|
Course-Grained Multithreading
As with a fair comparison between traditional superscalar and a CMP processor, each processor must be allotted the same number of functional units, same cache and cache-line sizes, etc. Again, we use the handy graphics as a means of comparing two processing paradigms:

'a' represents the traditional superscalar, while 'b' represents a coarse-grained multithreading architecture.
While CMP shares the same physical die, and can share the L2 cache (either if it is on-die, or off), and executes two (or more, depending upon the number of processors on the die) threads at the same time, coarse-grained multithreading (CMT) architectures do not. CMT improves the efficiency with respect to the usage of the functional units by executing one thread for a certain number of clock cycles. The efficiency is improved due to a decrease in vertical waste. Vertical waste describes situations in which none of the functional units are working due to one thread stalling.
When switching to another thread, the processor saves the state of that thread (i.e., it saves where instructions are in the pipeline, which units are being used) and switches to another one. It does so by using multiple register sets.[4] The advantage of this is due to the fact that often, a thread can only go for so long before it falls upon a cache miss, or runs out of independent instructions to execute. A CMT processor can only execute as many different threads in this way as it has support for. So, it can only store as many threads as there are physical locations for each of these threads to store the state of their execution. An n-way CTM processor would therefore have the ability to store the state of n threads.

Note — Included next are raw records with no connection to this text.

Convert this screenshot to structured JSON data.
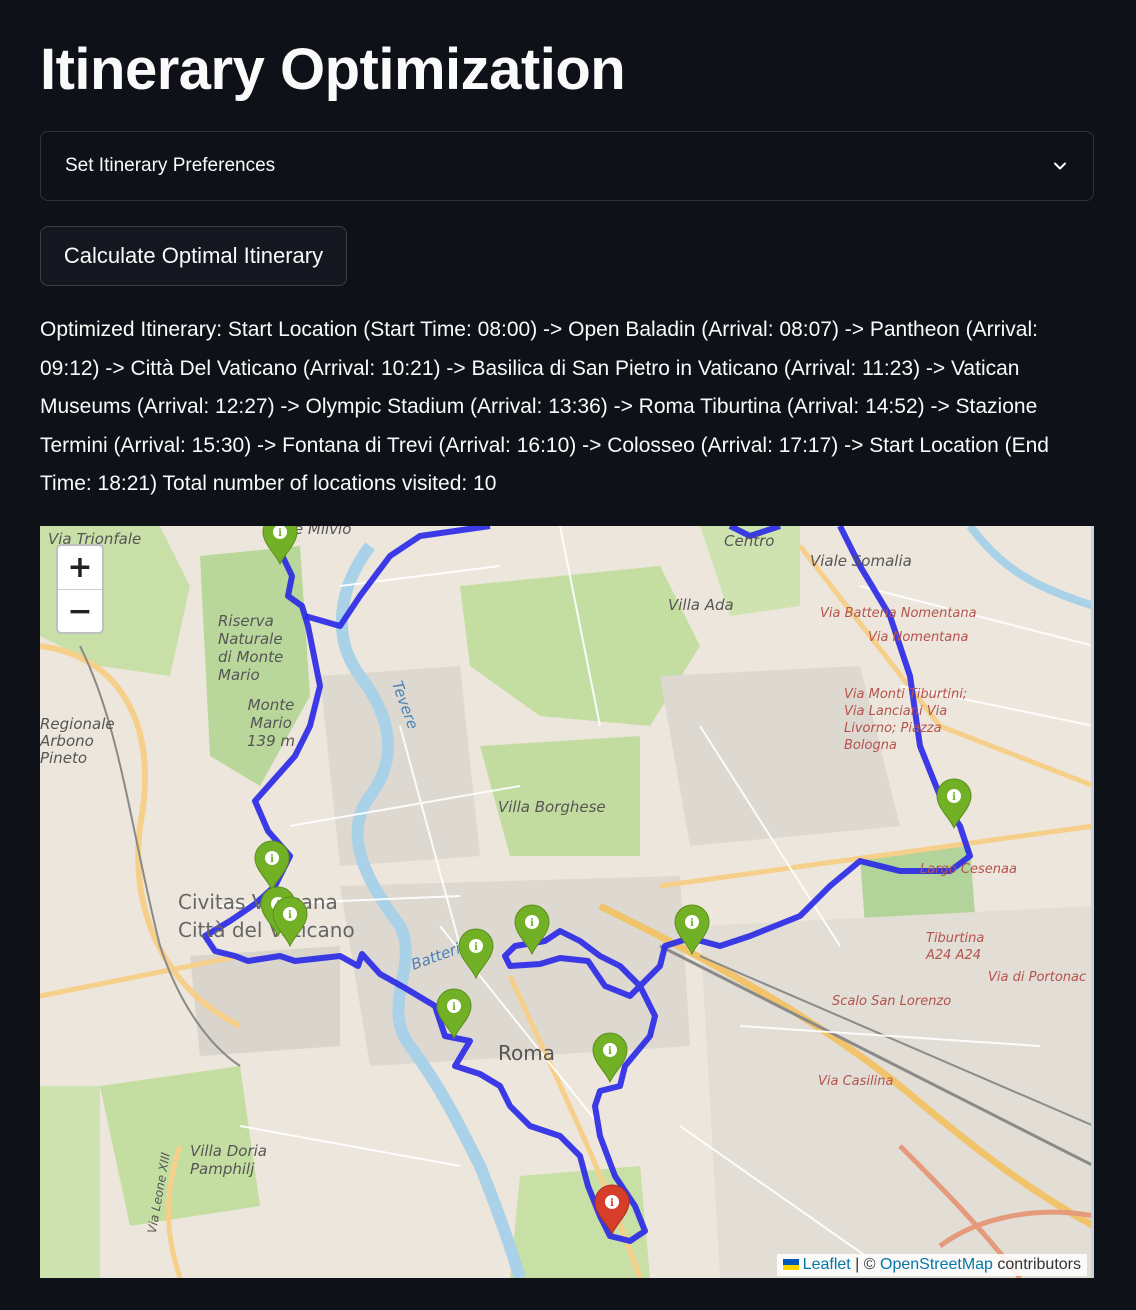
{
  "page": {
    "title": "Itinerary Optimization"
  },
  "preferences": {
    "label": "Set Itinerary Preferences",
    "icon": "chevron-down-icon"
  },
  "calculate_button": {
    "label": "Calculate Optimal Itinerary"
  },
  "itinerary_text": "Optimized Itinerary: Start Location (Start Time: 08:00) -> Open Baladin (Arrival: 08:07) -> Pantheon (Arrival: 09:12) -> Città Del Vaticano (Arrival: 10:21) -> Basilica di San Pietro in Vaticano (Arrival: 11:23) -> Vatican Museums (Arrival: 12:27) -> Olympic Stadium (Arrival: 13:36) -> Roma Tiburtina (Arrival: 14:52) -> Stazione Termini (Arrival: 15:30) -> Fontana di Trevi (Arrival: 16:10) -> Colosseo (Arrival: 17:17) -> Start Location (End Time: 18:21) Total number of locations visited: 10",
  "map": {
    "zoom_in": "+",
    "zoom_out": "−",
    "attribution": {
      "leaflet": "Leaflet",
      "separator": " | © ",
      "osm": "OpenStreetMap",
      "suffix": " contributors"
    },
    "labels": {
      "via_trionfale": "Via Trionfale",
      "ponte_milvio": "te Milvio",
      "centro": "Centro",
      "viale_somalia": "Viale Somalia",
      "riserva": "Riserva Naturale di Monte Mario",
      "monte_mario": "Monte Mario 139 m",
      "villa_ada": "Villa Ada",
      "via_batteria": "Via Batteria Nomentana",
      "via_nomentana": "Via Nomentana",
      "via_monti": "Via Monti Tiburtini; Via Lanciani Via Livorno; Piazza Bologna",
      "regionale": "Regionale Arbono Pineto",
      "villa_borghese": "Villa Borghese",
      "civita": "Civitas Vaticana Città del Vaticano",
      "tevere": "Tevere",
      "lungo_tevere": "Batteria",
      "roma": "Roma",
      "via_cesena": "Largo Cesenaa",
      "tiburtina": "Tiburtina A24 A24",
      "portonaccio": "Via di Portonac",
      "scalo": "Scalo San Lorenzo",
      "via_casilina": "Via Casilina",
      "villa_doria": "Villa Doria Pamphilj",
      "via_leone": "Via Leone XIII"
    },
    "marker_colors": {
      "visited": "#72b026",
      "start": "#d63e2a"
    },
    "route_color": "#2b2be6"
  }
}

A variation on this is to simply execute one thread until it has experienced a cache miss (usually a L2 cache miss), at which point it will switch to another thread. This has the advantage of simplifying the logic needed to rotate the threads through a processor, as it will simply switch to another one as soon as the prior thread is stalled. The penalty of waiting for the requested block to be transferred back into the cache is then alleviated. This is similar to the hit under miss (or hit under multiple miss) [5] caching scheme used by many processors, but it differs because it operates on threads instead of upon instructions. The MAJC architecture made use of CMP, and it also uses a form of CTM, where it switches threads on a cache miss, with support for 4 threads in this manner. [6] The MAJC architecture also has a few more tricks up its sleeve for multithreading, which will be discussed later. The APRIL architecture, circa 1990, also was to use CMT.[4]
The advantages of CMT over CMP are: CMT doesn't sacrifice single-thread performance, and there is less hardware duplication (less hardware that is halved to make the two processors "equal" to a comparable CMT).